Ah , she recalled. Yes. The Festival. It had seemed dreadfully important once, this final gift. But she was too exhausted and too full of regrets to care.
“Why do you cry, Timesmith?”
“I’m a foolish old woman. I’ve spent my entire life just to have one hour with you.”
She closed her eyes. When next she opened them, Valentine was setting her gently upon a cushioned chair in the gilded grand ballroom. It was, she noticed, a place of honor beside Queen Perjumbellatrix. The queen said something, but it was loud in the ballroom. Tink nodded, expressed her thanks, then returned to her dreams.
A jostling woke her, several minutes or decades later. Her chair floated toward the balcony. Valentine lifted it, as did the courtier in the scarlet cravat, and several others whom she felt she ought to recognize but didn’t.
Silence fell. All eyes turned to Tink.
She stood, with Valentine’s assistance. (His hands were so strong. So warm. So young.)
“This is for you,” she said to Nycthemeron.
The fog brightened, then thinned, then dissipated. A brilliant sun emerged in a sky the color of Valentine’s eyes. The Spire cast a shadow across the sprawling castle-city. Its tip pierced the distant gardens where so many had labored according to Tink’s specifications.
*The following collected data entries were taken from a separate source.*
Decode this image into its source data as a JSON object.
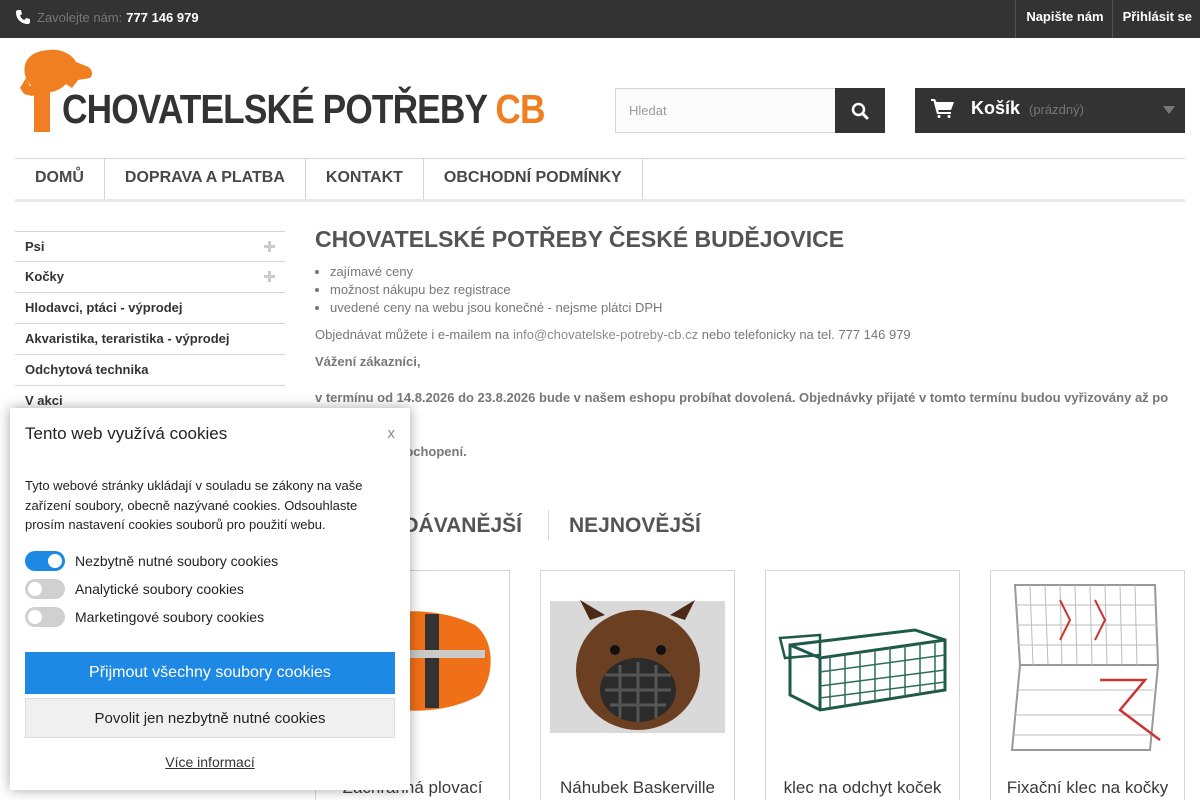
{
  "topbar": {
    "call_label": "Zavolejte nám:",
    "phone": "777 146 979",
    "links": [
      "Napište nám",
      "Přihlásit se"
    ]
  },
  "header": {
    "logo_text": "CHOVATELSKÉ POTŘEBY",
    "logo_cb": "CB",
    "search_placeholder": "Hledat",
    "cart_label": "Košík",
    "cart_status": "(prázdný)"
  },
  "menu": [
    "Domů",
    "Doprava a platba",
    "Kontakt",
    "Obchodní podmínky"
  ],
  "sidebar": {
    "items": [
      {
        "label": "Psi"
      },
      {
        "label": "Kočky"
      },
      {
        "label": "Hlodavci, ptáci - výprodej"
      },
      {
        "label": "Akvaristika, teraristika - výprodej"
      },
      {
        "label": "Odchytová technika"
      },
      {
        "label": "V akci"
      }
    ]
  },
  "main": {
    "title": "CHOVATELSKÉ POTŘEBY ČESKÉ BUDĚJOVICE",
    "bullets": [
      "zajímavé ceny",
      "možnost nákupu bez registrace",
      "uvedené ceny na webu jsou konečné - nejsme plátci DPH"
    ],
    "order_prefix": "Objednávat můžete i e-mailem na ",
    "email": "info@chovatelske-potreby-cb.cz",
    "order_suffix": " nebo telefonicky na tel. 777 146 979",
    "greeting": "Vážení zákazníci,",
    "notice": "v termínu od 14.8.2026 do 23.8.2026 bude v našem eshopu probíhat dovolená.  Objednávky přijaté v tomto termínu budou vyřizovány až po dovolené.",
    "thanks": "Děkujeme za pochopení."
  },
  "tabs": [
    "Nejprodávanější",
    "Nejnovější"
  ],
  "products": [
    {
      "name": "Záchranná plovací"
    },
    {
      "name": "Náhubek Baskerville"
    },
    {
      "name": "klec na odchyt koček"
    },
    {
      "name": "Fixační klec na kočky"
    }
  ],
  "cookie": {
    "title": "Tento web využívá cookies",
    "close": "x",
    "text": "Tyto webové stránky ukládají v souladu se zákony na vaše zařízení soubory, obecně nazývané cookies. Odsouhlaste prosím nastavení cookies souborů pro použití webu.",
    "toggles": [
      {
        "label": "Nezbytně nutné soubory cookies",
        "on": true
      },
      {
        "label": "Analytické soubory cookies",
        "on": false
      },
      {
        "label": "Marketingové soubory cookies",
        "on": false
      }
    ],
    "accept_all": "Přijmout všechny soubory cookies",
    "necessary_only": "Povolit jen nezbytně nutné cookies",
    "more": "Více informací"
  },
  "colors": {
    "accent": "#f07f21",
    "dark": "#333333",
    "cookie_button": "#1e88e5"
  }
}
Nycthemeron had become a sundial.
Cheers echoed through the city, loud even to Tink’s feeble ears high atop the Spire.
Everyone understood what Tink had done. She had ended Nycthemeron’s exile. She had given the people a future.
Tink collapsed. Her metronome heart sounded its final tickticktick . Her time had run out.
But not quite.
Time understood that this magnificent work, this living sundial called Nycthemeron, was an expression of her love for Valentine. She had set him free.
Tink found herself in a patch of grass, staring up at a blue sky. The grass was soft, the sky was bright, and her body didn’t ache.
“Ah, you’re awake.”Valentine leaned over her, eclipsing the sky with his beautiful face. He wasn’t, she noticed, wearing the cormorant mask. Nor his ribbons. And his shirt was new. “I have something to show you,” he said.
When Tink took his hand, she saw that her skin was no longer wrinkled, no longer spotted and weak.
These were the Spire-top gardens. But everything looked new and different in the sunlight. Even the trees were strange: row upon row upon row of them. Strange, and yet she felt she somehow knew them.
Valentine saw the expression on her face. He said, “They’re intercalary trees. It seemed a waste to toss the seeds after they’d been spent. So I planted them.”
Seeds? Ah… Tink remembered when she’d first met Valentine, decades ago, when he’d wanted to charm a flaxen-haired beauty. Back when Tink had been young.
The first time she had been young.
And time, knowing it had failed to win Tink’s heart, had given her a parting gift, then set her free.